Лида - [21]
— Есть здесь кто-нибудь?
Снова тишина. Я иду в глубь комнаты. Глаза мои постепенно привыкают к полумраку, и предметы начинают выступать из темноты. Я вижу кровать. Она стоит в противоположном углу комнаты, справа от зеркала, большая, деревянная. Я не увидела, а скорее догадалась, что на ней кто-то лежит.
— Вы спите? — громко спрашиваю я, чтобы нарушить наконец молчание.
И тогда едва слышный голос отвечает:
— Я не сплю. Я умираю.
Эти слова были сказаны настолько тихо, что я подумала: не почудились ли они мне? Подошла к кровати и увидела, что на ней лежит человек, прикрытый какими-то одеждами. Да, я вижу его лицо. Оно маленькое, со щетиной волос. Невозможно определить, молод этот человек или стар.
— Что с вами? — спрашиваю, хотя прекрасно понимаю, что с ним.
Человек отвечает:
— Ничего. Это конец.
Я сразу намечаю себе линию поведения. Говорю:
— Ну, это мне лучше знать, конец или не конец. Я врач.
Человек слегка поворачивает ко мне голову и переспрашивает:
— Врач? — В его голосе звучит удивление и недоверие.
— Врач, — повторяю я. — Делаю обход квартир. Как вы себя чувствуете?
Человек с трудом ложится на другой бок, спиной ко мне, ничего не ответив. Я потормошила его за плечи и сказала настойчиво:
— Вы всё-таки отвечайте, когда с вами говорит врач.
Молчание.
— Совсем вы не так больны, — говорю я громко.
Молчание.
— Хотите хлеба?
Моя рука лежит на его плече, и я чувствую, как он вздрагивает. Затем медленно шёпотом произносит:
— Вы что, смеётесь надо мной?
Нащупываю сухарь в кармане стёганки, отламываю крохотный кусочек.
— Ешьте, — говорю я, держа сухарь на ладони.
Человек опять поворачивает ко мне голову. С минуту смотрит на мою ладонь пустым, бессмысленным взглядом, с трудом выпрастывает руку из-под одеяла, схватывает сухарь и мгновенно проглатывает. Потом растерянно смотрит на меня.
— Ну вот, — говорю я, — теперь давайте разговаривать. Кто вы? Как ваша фамилия?
— Зачем вы дали мне хлеба? — спрашивает вдруг человек. — Всё равно я должен умереть.
— Перестаньте болтать глупости, — сказала я резко.

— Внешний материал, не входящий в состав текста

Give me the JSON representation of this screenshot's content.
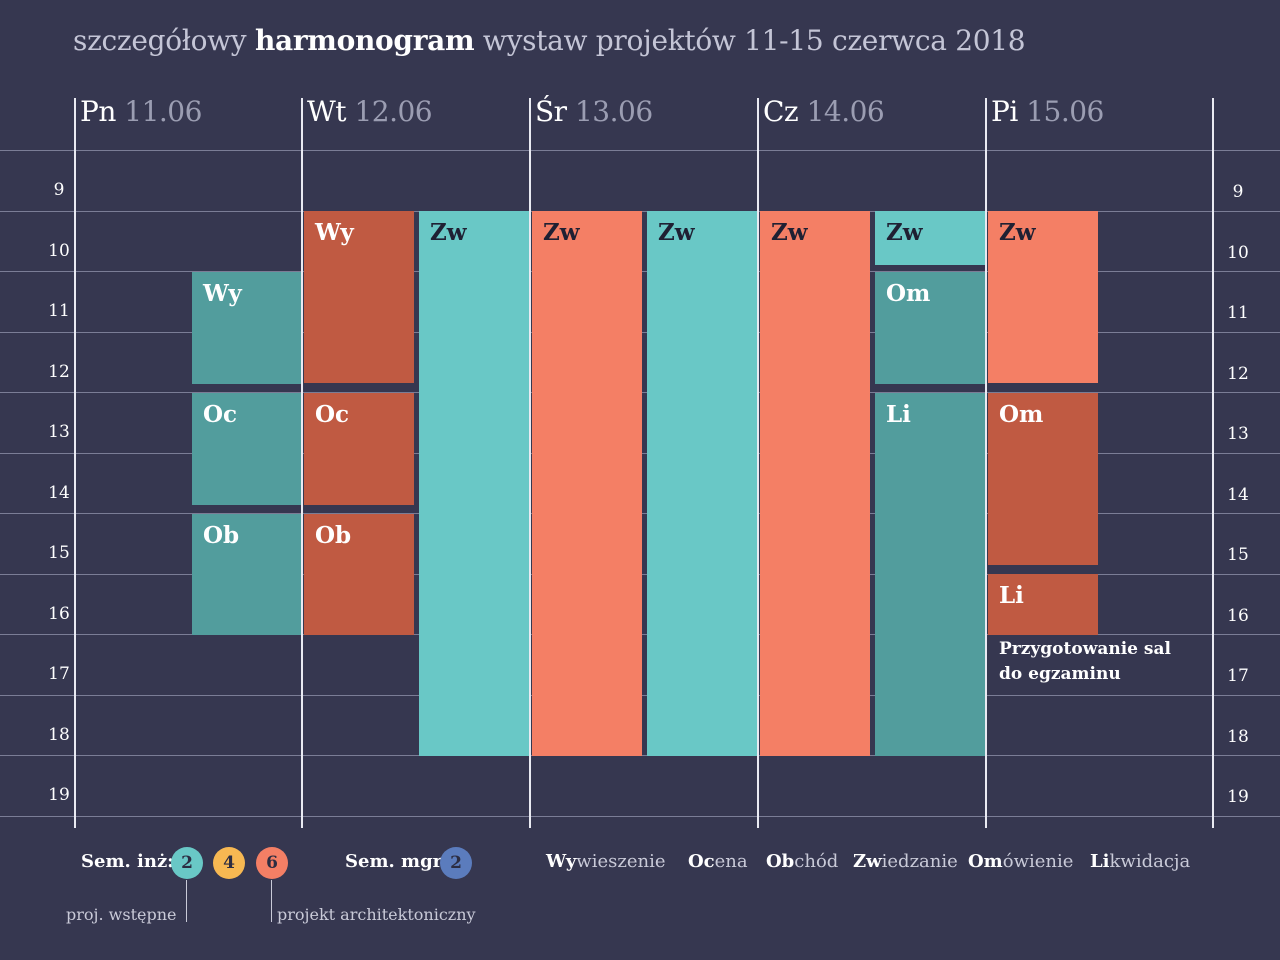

Разговариваю с ним умышленно сухо, даже грубо, как говорят не с больным, а со здоровым, но капризным человеком. Было очень трудно говорить с ним таким тоном, но я знала, что это единственный способ вывести его из состояния полной депрессии, в которой он находился. За последнее время я видела много дистрофиков, и что-то в движениях и во взгляде этого человека говорило мне, что он не достиг ещё той крайней степени истощения, за которой следует смерть.
— Ну? — повторила я.
— Почему вы не даёте мне спокойно умереть? — плаксиво протянул человек. — Ну, пишите, господи! Сиверский Антон Иванович, химик… Был химиком…
Я отломила в кармане ещё кусочек сухаря, но, ощутив его в руках, сразу почувствовала сильный голод. У меня даже голова закружилась: так мне захотелось есть. Но я сдержалась.

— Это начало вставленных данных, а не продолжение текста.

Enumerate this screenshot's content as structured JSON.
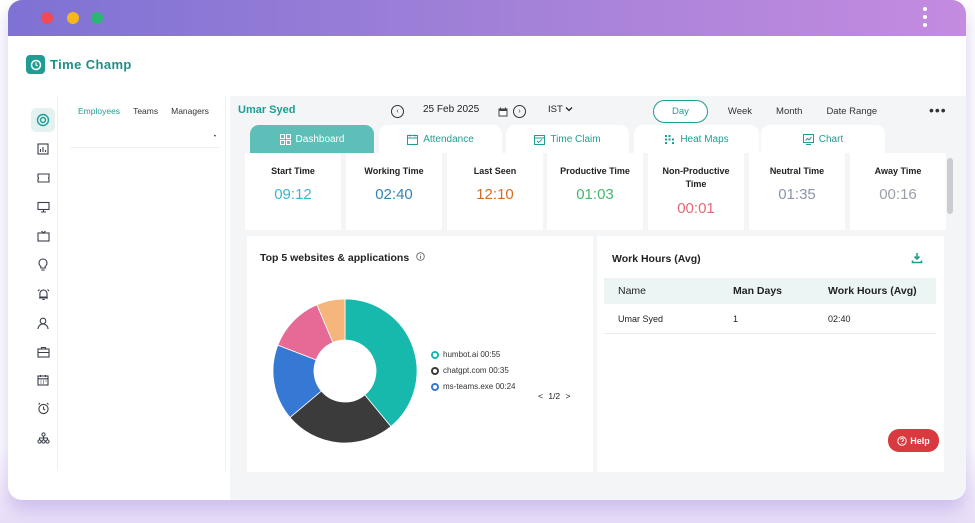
{
  "window": {
    "controls": [
      "close",
      "minimize",
      "maximize"
    ],
    "menu_icon": "kebab-menu-icon"
  },
  "app": {
    "name": "Time Champ"
  },
  "sidebar_icons": [
    "target-icon",
    "report-icon",
    "ticket-icon",
    "monitor-icon",
    "tv-icon",
    "lightbulb-icon",
    "alarm-icon",
    "user-icon",
    "briefcase-icon",
    "calendar-icon",
    "clock-icon",
    "org-chart-icon"
  ],
  "employee_panel": {
    "tabs": [
      "Employees",
      "Teams",
      "Managers"
    ],
    "active_tab": "Employees"
  },
  "header": {
    "user": "Umar Syed",
    "date": "25 Feb 2025",
    "timezone": "IST",
    "ranges": [
      "Day",
      "Week",
      "Month",
      "Date Range"
    ],
    "active_range": "Day"
  },
  "tabs": [
    "Dashboard",
    "Attendance",
    "Time Claim",
    "Heat Maps",
    "Chart"
  ],
  "active_tab": "Dashboard",
  "stats": [
    {
      "label": "Start Time",
      "value": "09:12",
      "color": "#38b6d6"
    },
    {
      "label": "Working Time",
      "value": "02:40",
      "color": "#2f86b3"
    },
    {
      "label": "Last Seen",
      "value": "12:10",
      "color": "#d96a1e"
    },
    {
      "label": "Productive Time",
      "value": "01:03",
      "color": "#43b86b"
    },
    {
      "label": "Non-Productive Time",
      "value": "00:01",
      "color": "#e06a7c"
    },
    {
      "label": "Neutral Time",
      "value": "01:35",
      "color": "#8a94ad"
    },
    {
      "label": "Away Time",
      "value": "00:16",
      "color": "#9aa0a8"
    }
  ],
  "top_apps": {
    "title": "Top 5 websites & applications",
    "legend": [
      {
        "label": "humbot.ai 00:55",
        "color": "#17b9ad"
      },
      {
        "label": "chatgpt.com 00:35",
        "color": "#3b3b3b"
      },
      {
        "label": "ms-teams.exe 00:24",
        "color": "#3679d4"
      }
    ],
    "pager": "1/2"
  },
  "chart_data": {
    "type": "pie",
    "categories": [
      "humbot.ai",
      "chatgpt.com",
      "ms-teams.exe",
      "",
      ""
    ],
    "values": [
      55,
      35,
      24,
      18,
      9
    ],
    "colors": [
      "#17b9ad",
      "#3b3b3b",
      "#3679d4",
      "#e66a95",
      "#f5b67c"
    ]
  },
  "work_hours": {
    "title": "Work Hours (Avg)",
    "columns": [
      "Name",
      "Man Days",
      "Work Hours (Avg)"
    ],
    "rows": [
      [
        "Umar Syed",
        "1",
        "02:40"
      ]
    ]
  },
  "help": {
    "label": "Help"
  }
}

— Вот вам ещё кусочек. Только жуйте, а не глотайте целиком.
Потом я всё же отломила маленький кусочек и положила себе в рот. Мне показалось при этом, что в глазах Сиверского, устремлённых на меня, появился испуг. Но я тут же протянула ему остальное.

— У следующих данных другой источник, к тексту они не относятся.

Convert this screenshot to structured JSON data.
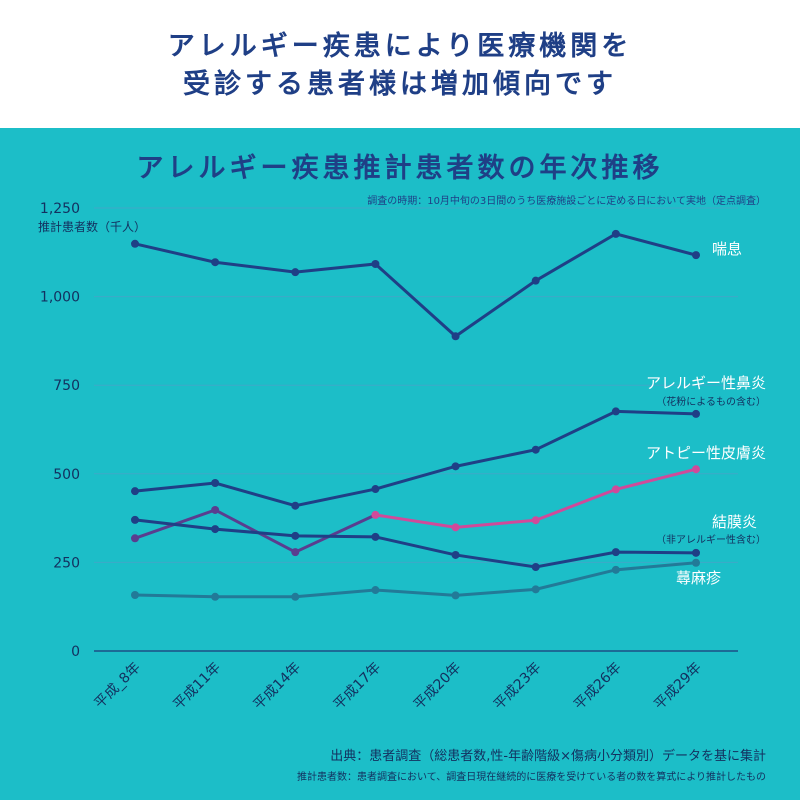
{
  "header": {
    "line1": "アレルギー疾患により医療機関を",
    "line2": "受診する患者様は増加傾向です"
  },
  "notes": {
    "survey_timing": "調査の時期：10月中旬の3日間のうち医療施設ごとに定める日において実地（定点調査）",
    "source": "出典：患者調査（総患者数,性-年齢階級×傷病小分類別）データを基に集計",
    "definition": "推計患者数：患者調査において、調査日現在継続的に医療を受けている者の数を算式により推計したもの"
  },
  "colors": {
    "background_panel": "#1cbec8",
    "header_text": "#1f3f86",
    "gridline": "#3fa8c8",
    "axis_line": "#1d4e86"
  },
  "chart_data": {
    "type": "line",
    "title": "アレルギー疾患推計患者数の年次推移",
    "ylabel": "推計患者数（千人）",
    "xlabel": "",
    "categories": [
      "平成_8年",
      "平成11年",
      "平成14年",
      "平成17年",
      "平成20年",
      "平成23年",
      "平成26年",
      "平成29年"
    ],
    "ylim": [
      0,
      1250
    ],
    "yticks": [
      0,
      250,
      500,
      750,
      1000,
      1250
    ],
    "ytick_labels": [
      "0",
      "250",
      "500",
      "750",
      "1,000",
      "1,250"
    ],
    "grid": true,
    "series": [
      {
        "name": "喘息",
        "sublabel": "",
        "color": "#1f3f86",
        "values": [
          1149,
          1097,
          1069,
          1092,
          888,
          1045,
          1177,
          1117
        ]
      },
      {
        "name": "アレルギー性鼻炎",
        "sublabel": "（花粉によるもの含む）",
        "color": "#1f3f86",
        "values": [
          451,
          474,
          410,
          457,
          521,
          568,
          676,
          669
        ]
      },
      {
        "name": "アトピー性皮膚炎",
        "sublabel": "",
        "color": "#d04a9a",
        "highlight_from_index": 3,
        "base_color": "#5a3d8f",
        "values": [
          318,
          398,
          279,
          384,
          349,
          369,
          456,
          513
        ]
      },
      {
        "name": "結膜炎",
        "sublabel": "（非アレルギー性含む）",
        "color": "#1f3f86",
        "values": [
          370,
          344,
          325,
          322,
          271,
          237,
          279,
          277
        ]
      },
      {
        "name": "蕁麻疹",
        "sublabel": "",
        "color": "#227a98",
        "values": [
          158,
          153,
          153,
          172,
          157,
          174,
          229,
          249
        ]
      }
    ]
  }
}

Сиверский положил сухарь в рот и стал медленно жевать.
— Очень дёсны болят, — произнёс он жалобно, точно ребёнок.
— Ну, они сейчас у всех болят, — ответила я.
Сиверский дожевал сухарь и теперь неотрывно смотрел на карман моего ватника.
— Больше ничего нет, — сказала я, — но потом мы, может быть, достанем ещё.
Вдруг громко зашипела коптилка. Я видела в зеркале, как судорожно вздрагивает язычок пламени.
Сиверский весь сжался, точно испугавшись чего-то.
— Подлейте, — попросил он, — там ещё есть в бутылочке.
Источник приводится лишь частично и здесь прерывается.